Personnel // Cast & Crew

Director Emilee Robinson

How Viewers Describe This Film

Common themes and sentiments

contemplative melancholic slow paced atmospheric intellectually stimulating visually poetic emotionally remote monotonous uniquely haunting conceptually rigorous patience testing philosophically dense

Reviews

R
Rebecca Shaw
Feb 28, 2026
4.0 / 5
4.0

With a poet's eye for detail, 'dust collector' crafts an uncanny and deeply Australian sense of melancholy.

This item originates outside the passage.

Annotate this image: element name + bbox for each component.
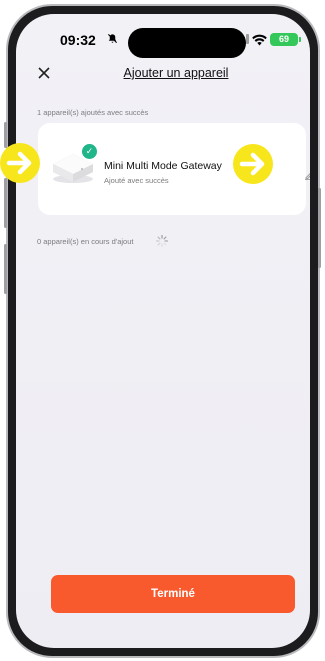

It understands the strange sacredness of the shed, the garage, the storage locker places where we hide our past from the…

D
David Chen
Feb 28, 2026
2.5 / 5
2.5

The premise of 'dust collector' is intellectually fertile ground, exploring how identity diffuses in spaces of neglect. Yet, the execution feels overly familiar to anyone versed in gallery video art, offering little new insight beyond its initial, potent…

C
Chloe Bennett
Feb 28, 2026
5.0 / 5
5.0

A haunting, masterful elegy for discarded selves. 'dust collector' achieves a rare feat: it makes the act of forgetting feel viscerally present. The anonymous direction is a bold stroke, making the film itself a found object, a relic…

M
Marcus Thorne
Feb 28, 2026
3.0 / 5
3.0

There is an undeniable conceptual rigour to 'dust collector', and its atmospheric sound design and patient cinematography create a palpable sense of place. However, the film's commitment to its abstract metaphor ultimately feels like an extended exercise rather…

E
Eleanor Vance
Feb 28, 2026
4.5 / 5
4.5

'dust collector' is a profoundly moving piece of cinematic archaeology. It treats the storage unit not as a setting but as a psyche, meticulously sifting through the sedimentary layers of abandoned lives to ask what of us remains…

FAQs

This film will resonate strongly with audiences who seek out contemplative, visually-driven cinema that privileges mood and idea over plot. Fans of artists like Ben Rivers, slow cinema practitioners, or gallery-based film installations will find much to admire. It's for the viewer who doesn't mind unanswered questions, who enjoys unpacking metaphor, and who is comfortable with a pace that allows for personal reflection. Its Australian appeal lies in its unique, almost physical engagement with space and memory, concepts that hold a particular weight in the national psyche.